O intrigante, diz Wolf, é saber por que esta é uma estratégia politicamente bem-sucedida. O Partido Republicano está seguindo uma agenda econômica para o 0,1%, mas isso precisa receber os votos da maioria. Esta é a questão que o cientista político da Universidade da Califórnia, em Berkeley, Paul Pierson, discute em um ensaio recentemente publicado. Escrevendo para o British Journal of Sociology, Pierson observa que o programa de Trump tem fortes aspectos populistas, especialmente no comércio e imigração. 

No entanto, ele ressalta: “Quanto às grandes questões econômicas sobre impostos, gastos e regulamentação – que têm animado as elites conservadoras por uma geração –, ele seguiu ou apoiou um programa extremamente amigável para as grandes corporações, as famílias ricas e os bem situados e bem relacionados, interessados em tirar vantagens. Suas políticas orçamentárias (e aquelas seguidas por seus aliados republicanos no Congresso) serão, uma vez promulgadas, devastadoras para as mesmas comunidades rurais e de renda moderada que o ajudaram a conquistar o cargo.”

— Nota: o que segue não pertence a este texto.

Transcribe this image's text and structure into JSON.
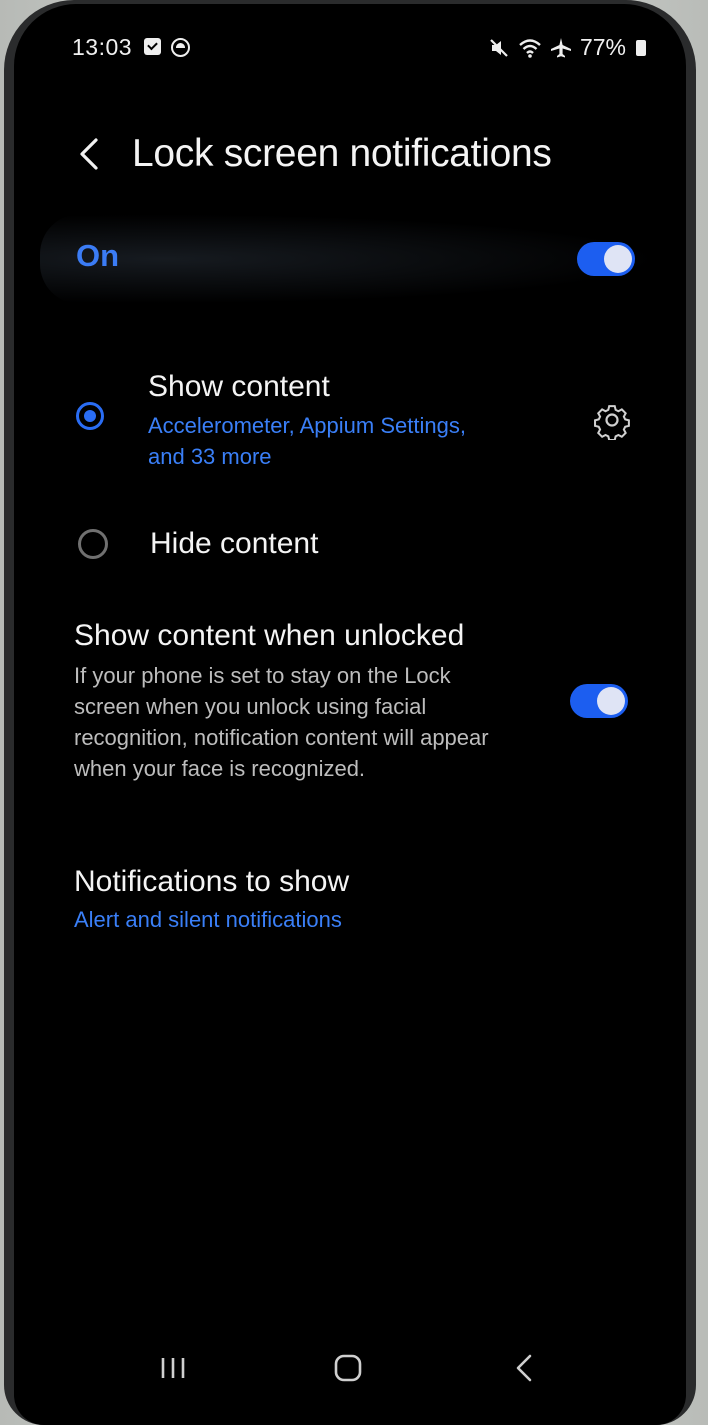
{
  "status_bar": {
    "time": "13:03",
    "battery": "77%",
    "icons": [
      "checkbox-icon",
      "face-icon",
      "mute-icon",
      "wifi-icon",
      "airplane-icon",
      "battery-icon"
    ]
  },
  "header": {
    "title": "Lock screen notifications"
  },
  "master_switch": {
    "label": "On",
    "state": true,
    "accent": "#1c5ef0"
  },
  "options": {
    "show_content": {
      "title": "Show content",
      "subtitle_line1": "Accelerometer, Appium Settings,",
      "subtitle_line2": "and 33 more",
      "selected": true
    },
    "hide_content": {
      "title": "Hide content",
      "selected": false
    }
  },
  "unlocked": {
    "title": "Show content when unlocked",
    "desc_line1": "If your phone is set to stay on the Lock",
    "desc_line2": "screen when you unlock using facial",
    "desc_line3": "recognition, notification content will appear",
    "desc_line4": "when your face is recognized.",
    "state": true
  },
  "notifications_to_show": {
    "title": "Notifications to show",
    "value": "Alert and silent notifications"
  },
  "nav_bar": {
    "buttons": [
      "recents-icon",
      "home-icon",
      "back-icon"
    ]
  }
}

Pierson argumenta que Trump entrou na Casa Branca com um conjunto de ideias rudimentares e nenhuma organização real. Assim, seu governo estava maduro para ser colhido pelos elementos mais ardentes, organizados e bem financiados do Partido Republicano – sua ala libertária. Nutrido e erigido ao longo dos anos, este grupo de conservadores decidiu se aliar ao governo Trump para colocar em vigor seu programa de longa data.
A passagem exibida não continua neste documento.